Gulfs top executives can also benefit mightily. Chairman James E. Lee, who steered his company to Socal in order to evade Pickens, could pick up some $10 million by exercising options to buy Gulf shares. A clutch of other officers can look forward to the same type of windfall. They include: President Edward Walker, $8.8 million; Executive Vice President Harold Hammer, $6.4 million; Executive Vice President Melvin Hill, $4.6 million; and J.L. Huitt, president of Gulf Oil Exploration and Production Co., $2.9 million.
Nor will Gulfs 300,000 shareholders fare badly.

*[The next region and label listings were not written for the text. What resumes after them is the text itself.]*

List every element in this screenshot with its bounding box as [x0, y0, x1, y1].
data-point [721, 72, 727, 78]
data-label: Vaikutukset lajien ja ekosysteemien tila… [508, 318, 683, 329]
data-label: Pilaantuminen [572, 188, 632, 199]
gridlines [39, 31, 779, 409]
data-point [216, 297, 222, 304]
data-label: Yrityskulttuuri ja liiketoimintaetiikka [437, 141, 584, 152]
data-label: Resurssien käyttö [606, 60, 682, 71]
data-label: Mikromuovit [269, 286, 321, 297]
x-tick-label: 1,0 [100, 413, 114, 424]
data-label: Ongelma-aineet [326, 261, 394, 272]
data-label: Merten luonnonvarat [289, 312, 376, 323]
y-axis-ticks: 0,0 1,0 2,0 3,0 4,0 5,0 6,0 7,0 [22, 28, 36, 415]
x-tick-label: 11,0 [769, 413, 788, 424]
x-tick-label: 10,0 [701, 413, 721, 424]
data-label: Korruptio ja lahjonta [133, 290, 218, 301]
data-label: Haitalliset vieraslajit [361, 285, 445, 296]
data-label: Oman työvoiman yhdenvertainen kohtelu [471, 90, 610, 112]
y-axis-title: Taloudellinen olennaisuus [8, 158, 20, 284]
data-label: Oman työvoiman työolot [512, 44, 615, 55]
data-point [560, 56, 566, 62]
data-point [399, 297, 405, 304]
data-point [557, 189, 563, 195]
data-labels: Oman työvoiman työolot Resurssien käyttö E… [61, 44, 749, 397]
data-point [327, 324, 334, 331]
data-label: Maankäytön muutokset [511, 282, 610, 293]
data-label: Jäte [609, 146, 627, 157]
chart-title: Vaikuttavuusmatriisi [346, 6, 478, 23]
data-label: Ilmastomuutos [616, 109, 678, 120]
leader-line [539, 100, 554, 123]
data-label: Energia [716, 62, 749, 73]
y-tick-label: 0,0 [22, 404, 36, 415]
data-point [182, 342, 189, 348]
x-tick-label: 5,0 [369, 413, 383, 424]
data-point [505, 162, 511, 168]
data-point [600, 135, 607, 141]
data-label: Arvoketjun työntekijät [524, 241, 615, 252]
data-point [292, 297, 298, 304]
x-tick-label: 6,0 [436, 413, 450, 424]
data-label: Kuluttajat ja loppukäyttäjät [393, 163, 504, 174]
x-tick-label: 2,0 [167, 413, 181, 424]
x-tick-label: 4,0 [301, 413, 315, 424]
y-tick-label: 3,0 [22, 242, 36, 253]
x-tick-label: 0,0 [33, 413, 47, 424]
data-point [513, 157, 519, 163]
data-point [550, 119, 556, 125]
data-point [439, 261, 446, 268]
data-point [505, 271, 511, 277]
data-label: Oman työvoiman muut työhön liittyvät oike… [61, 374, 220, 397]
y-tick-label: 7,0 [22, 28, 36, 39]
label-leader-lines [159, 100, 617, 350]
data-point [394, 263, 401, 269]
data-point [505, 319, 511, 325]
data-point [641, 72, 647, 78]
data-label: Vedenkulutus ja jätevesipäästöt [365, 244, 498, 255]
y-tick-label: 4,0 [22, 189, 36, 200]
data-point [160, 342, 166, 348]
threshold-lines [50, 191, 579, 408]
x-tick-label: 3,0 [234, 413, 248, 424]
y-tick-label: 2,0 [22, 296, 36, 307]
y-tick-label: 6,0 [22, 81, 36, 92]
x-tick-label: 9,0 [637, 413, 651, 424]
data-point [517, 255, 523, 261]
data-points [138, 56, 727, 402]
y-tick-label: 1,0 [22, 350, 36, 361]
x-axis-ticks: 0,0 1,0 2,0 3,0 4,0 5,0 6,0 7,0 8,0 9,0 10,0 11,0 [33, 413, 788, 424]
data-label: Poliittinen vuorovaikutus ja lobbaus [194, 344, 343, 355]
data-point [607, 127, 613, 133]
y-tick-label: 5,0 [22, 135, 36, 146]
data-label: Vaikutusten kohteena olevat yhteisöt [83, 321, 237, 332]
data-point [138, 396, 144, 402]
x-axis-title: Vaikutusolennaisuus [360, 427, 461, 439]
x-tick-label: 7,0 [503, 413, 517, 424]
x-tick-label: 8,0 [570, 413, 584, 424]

They hold 165 million shares that since last summer have jumped in value from $40 to $80 a share, for a total gain of more than $6 billion. Says Donald Drapkin, a merger specialist with Skadden, Arps, Slate, Meagher & Flom, a leading New York City law firm: "Pickens created real value for Gulf shareholders in a stock that was stagnant before he arrived on the scene."
The moneymen who worked on the merger have been major winners too. Salomon Bros, and Merrill Lynch, Gulfs advisers, will split $46 million in fees. Morgan Stanley, Socal's investment banker, has received $1 million so far, and will be paid $15.5 million more when more than half the Gulf shares are acquired. And Bank of America, which arranged a $14 billion credit line to finance the buyout, will collect $500,000 for that service.
Of course, the deal is creating losers as well. Atlantic Richfield, for example, outbid by Socal for Gulfs stock, will have to pay several million dollars in fees to the 61 banks that raised $12 billion to support the Arco offer. Setbacks have also befallen investors, many of whom began selling their Gulf shares last week as the market turned against them, fearing that the merger would be blocked. Said one speculator: "We got hurt two days in a row on this. What's the sense of being right if you're losing money?"